もし本家本元でもっと出番(というか会話とか)あって著しく違ってたら消去予定
――――――あらゆる木々の葉が落ち始めるこの季節は、あまり好きではない。
屋敷の周りをぐるりと囲むように生える桜だって沢山の葉を落として道を汚すし、何より目に見えて気温が下がっていくのが何より嫌だった。
特に朝利の屋敷は古い様式を頑なに守り続けている為に、夏こそ過ごしやすいものの、冬場はどんなに締め切っても冷気を完全には遮断できない。
音色を決める指先も冷えて上手く動かなくなるから、演奏することさえままならないのだ。
(…ああ、もう冬が来る)
葉の数も僅かとなった街路樹を塀越しに眺めながら、雨月は小さくため息を吐く。
奏者としての高い技術ゆえに各地で演奏をして回っている彼にとって、これからの季節は何より憂鬱なものである。
演奏に重要な指先は冷える、演奏しに行くにあたっての交通手段は絶たれる。
そして何より「実家の家業」が、雨月の足を止めてしまうのだ。
いつも季節を問わずに声がかかるのだが―――演奏会が少なくなるこの季節、断る理由がなくなる雨月は、家業を手伝わざるを得なくなる。
もちろん、生まれ育った家が代々続けてきた仕事だ―――その重要さを教えられてきているから、家業を嫌だと思ったことはない。
ただ単に、優先順位の最上位が音楽であるというだけの事なのだ。
「どうしても俺が行かなきゃいけないのか?」
「はい。

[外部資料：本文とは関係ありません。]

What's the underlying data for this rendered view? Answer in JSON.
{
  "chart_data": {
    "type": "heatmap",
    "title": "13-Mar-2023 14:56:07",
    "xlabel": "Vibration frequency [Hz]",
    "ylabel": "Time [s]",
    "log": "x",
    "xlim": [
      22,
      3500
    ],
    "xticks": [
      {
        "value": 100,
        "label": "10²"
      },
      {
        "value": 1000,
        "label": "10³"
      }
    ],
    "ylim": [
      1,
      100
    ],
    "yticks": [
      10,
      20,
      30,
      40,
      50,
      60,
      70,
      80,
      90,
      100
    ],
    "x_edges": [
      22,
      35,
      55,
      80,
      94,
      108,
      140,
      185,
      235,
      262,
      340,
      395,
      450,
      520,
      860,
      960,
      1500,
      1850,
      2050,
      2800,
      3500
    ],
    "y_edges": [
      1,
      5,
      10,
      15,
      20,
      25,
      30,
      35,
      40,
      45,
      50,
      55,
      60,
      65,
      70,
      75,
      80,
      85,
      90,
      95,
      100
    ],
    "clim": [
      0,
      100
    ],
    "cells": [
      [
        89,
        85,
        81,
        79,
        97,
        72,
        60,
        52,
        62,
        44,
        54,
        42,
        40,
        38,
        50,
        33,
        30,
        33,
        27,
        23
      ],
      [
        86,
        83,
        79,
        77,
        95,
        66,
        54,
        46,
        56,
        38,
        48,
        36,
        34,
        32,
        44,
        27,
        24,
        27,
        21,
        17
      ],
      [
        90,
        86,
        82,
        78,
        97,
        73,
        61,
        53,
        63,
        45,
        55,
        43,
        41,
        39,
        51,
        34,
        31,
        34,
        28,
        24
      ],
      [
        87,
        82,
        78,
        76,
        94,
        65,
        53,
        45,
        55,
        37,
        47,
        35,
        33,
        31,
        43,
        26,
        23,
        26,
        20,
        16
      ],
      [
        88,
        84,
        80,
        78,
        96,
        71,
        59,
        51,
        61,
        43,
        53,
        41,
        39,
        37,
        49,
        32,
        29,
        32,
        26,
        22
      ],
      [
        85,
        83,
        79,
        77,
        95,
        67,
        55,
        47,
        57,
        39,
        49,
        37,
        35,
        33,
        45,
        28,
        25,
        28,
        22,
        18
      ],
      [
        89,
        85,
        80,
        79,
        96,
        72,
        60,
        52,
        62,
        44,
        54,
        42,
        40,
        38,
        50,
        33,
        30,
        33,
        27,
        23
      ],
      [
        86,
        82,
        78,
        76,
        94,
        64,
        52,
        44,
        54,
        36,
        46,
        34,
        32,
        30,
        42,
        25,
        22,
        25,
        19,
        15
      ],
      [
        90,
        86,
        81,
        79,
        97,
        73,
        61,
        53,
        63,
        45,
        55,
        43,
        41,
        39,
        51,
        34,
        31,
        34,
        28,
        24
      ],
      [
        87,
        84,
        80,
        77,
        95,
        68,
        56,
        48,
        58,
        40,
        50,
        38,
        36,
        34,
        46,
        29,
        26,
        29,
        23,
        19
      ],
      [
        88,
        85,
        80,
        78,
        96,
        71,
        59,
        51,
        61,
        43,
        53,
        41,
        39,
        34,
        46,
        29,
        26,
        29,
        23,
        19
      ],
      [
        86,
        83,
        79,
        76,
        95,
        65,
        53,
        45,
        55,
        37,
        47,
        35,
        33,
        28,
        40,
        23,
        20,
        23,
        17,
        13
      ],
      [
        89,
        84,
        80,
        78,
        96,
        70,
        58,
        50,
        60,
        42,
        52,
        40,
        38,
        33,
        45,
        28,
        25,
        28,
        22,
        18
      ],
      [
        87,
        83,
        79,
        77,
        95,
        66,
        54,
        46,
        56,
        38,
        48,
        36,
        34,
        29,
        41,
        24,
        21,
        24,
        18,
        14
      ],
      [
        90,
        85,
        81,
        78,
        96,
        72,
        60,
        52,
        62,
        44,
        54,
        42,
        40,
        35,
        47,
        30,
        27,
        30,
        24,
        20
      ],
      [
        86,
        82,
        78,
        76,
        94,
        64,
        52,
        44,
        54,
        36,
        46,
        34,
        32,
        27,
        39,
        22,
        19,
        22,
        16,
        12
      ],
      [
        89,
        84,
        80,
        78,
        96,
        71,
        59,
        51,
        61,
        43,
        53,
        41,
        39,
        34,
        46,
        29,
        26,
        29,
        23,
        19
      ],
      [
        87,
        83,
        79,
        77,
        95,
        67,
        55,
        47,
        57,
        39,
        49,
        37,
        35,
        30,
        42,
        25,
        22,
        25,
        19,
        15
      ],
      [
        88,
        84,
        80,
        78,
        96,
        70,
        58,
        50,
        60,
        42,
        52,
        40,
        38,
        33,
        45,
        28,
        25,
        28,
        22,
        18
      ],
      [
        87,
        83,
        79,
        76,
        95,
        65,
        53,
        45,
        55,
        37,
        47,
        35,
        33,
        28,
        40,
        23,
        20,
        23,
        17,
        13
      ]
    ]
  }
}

何せ、場所が場所ですから―――相応の者が行かなければ」
部下の報告を聞きながら、雨月は脱ぎかけだった舞台衣装の襟元を正した。
いちいち着替えていたら恐らく間に合わない。
ある程度草臥れてしまうだろうが、もうこればかりは仕方のないことだ。
潔く諦めると、衣装のまま出かける準備をすべく自室から飛び出していく。
文明開化により洋装が定着し始めている最近では、今雨月が着ているような純和装は、逆に浮いて見える。
雨月も、今では演奏会でもなければこのような格好をしなくなった。
特に好きでも嫌いでもない服装だが、動きやすさという点では洋装の方が好ましい。
ただ、この朝利の屋敷では和装の者の方がまだ多かった。
恐らくは、古くからこの地域一帯を管理してきた家の者としての誇りが、海外文化の取り入れを拒否しているのだろう。
「お前達は先に行ってまわりを固めておいてくれ」
「へい、若頭」という威勢のいい声が背後から一斉に聞こえてきて、次々と雨月の横を過ぎていく。
雨月は、この朝利の―――極道「朝利組」の若君なのだ。
人の足が鈍っていくこの時期、不貞の輩も土地に定着しやすい。
詳細は聞いていないが、町の中心に妙な連中が集まっているという話のようだ。
人数も聞いたところではそれほど多くないようだし自分が出るほどでもないと思うのだが、面子というものを重視する風潮からか、雨月にその役目を負わせたいらしい。
指先が鈍ってしまわないよう、今日は部屋でずっと練習をしていたかったのに。
顔には出さないようにしながら、雨月は胸の内側でこっそりと文句を垂れつつ屋敷の門戸をくぐり出ていった。
■ ■
町の中心といってもいい場所で暴れていた者は、雨月の姿を見た途端呆けたように足を止めた。
それもそうだろう。
建物はともかく、人々の雰囲気は洋風化が進んでいる昨今、まるで千年前に立ち戻ったかのような時代錯誤の衣装を着た男が立ちふさがれば、何事かと足を止めたくなるというもの。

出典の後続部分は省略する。